Déclaration de base signée
Le conflit armé entre le Congo et le groupe rebelle M23 remonte aux années 1990. Sous la médiation des États-Unis, les deux parties expriment désormais leur volonté de paix. Les points centraux sont toujours ouverts. Néanmoins, les combats à l’est du pays devraient se terminer.
Dans le conflit entre la République démocratique du Congo et le groupe rebelle M23, les signes sont pour la détente.
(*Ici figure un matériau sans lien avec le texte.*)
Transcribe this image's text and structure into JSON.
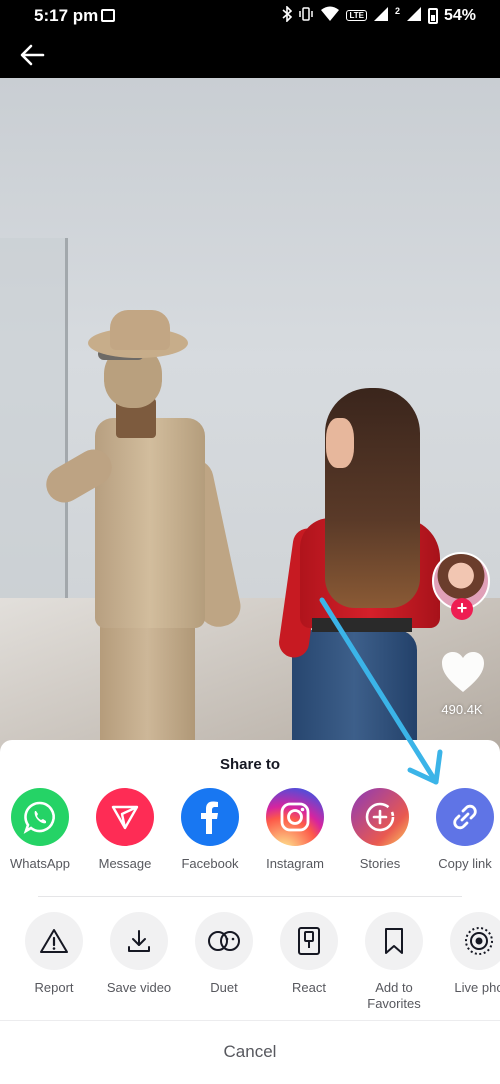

Des représentants du gouvernement de Kinshasa et du M23 ont signé une déclaration fondamentale au Qatar pour mettre fin aux combats à l’est du Congo. Cependant, les discussions de Doha ont déclaré que des détails importants devaient encore être négociés.
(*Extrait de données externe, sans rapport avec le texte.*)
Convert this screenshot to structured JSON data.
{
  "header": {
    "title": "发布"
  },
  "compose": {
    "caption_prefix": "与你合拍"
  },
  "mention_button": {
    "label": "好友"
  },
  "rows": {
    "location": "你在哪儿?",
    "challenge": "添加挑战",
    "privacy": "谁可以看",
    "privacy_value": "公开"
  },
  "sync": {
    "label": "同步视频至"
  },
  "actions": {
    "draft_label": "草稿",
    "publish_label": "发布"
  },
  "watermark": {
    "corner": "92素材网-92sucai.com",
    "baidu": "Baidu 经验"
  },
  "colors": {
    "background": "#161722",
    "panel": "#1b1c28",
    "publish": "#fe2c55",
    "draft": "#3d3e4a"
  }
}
La déclaration fondamentale montre que les deux parties se sont engagées à signer un accord de paix avant le 18 août. Le gouvernement américain a fortement affecté une pacification permanente du pays centrafricain. Le président Donald Trump espère également les opportunités d’investissement dans le secteur des matières premières.
La signature cérémonielle a été précédée de Katar pendant des mois. La déclaration fondamentale est un autre progrès après l’accord de paix entre la République démocratique du Congo et le Rwanda, qui a été conclu en vertu de la médiation américaine. La région compétitive au Congo est située à la frontière avec le Rwanda. Les experts des Nations Unies (ONU) supposent que le Rwanda contrôle les campagnes militaires du M23.
Le conflit permanent entre le groupe rebelle et l’armée congolaise s’est intensifié en janvier. Les insurgés ont réussi à progresser loin dans la région congolaise et à prendre des millions de villes. L’ONU a mis en garde contre le risque d’une guerre régionale plus complète.
Le conflit a ses racines au lendemain du génocide au Rwanda en 1994 et dans la lutte pour les ressources minérales. Les rebelles indiquent à défendre les intérêts des Tutsi congolais, un groupe ethnique qui appartient au président rwandian Paul Kagame.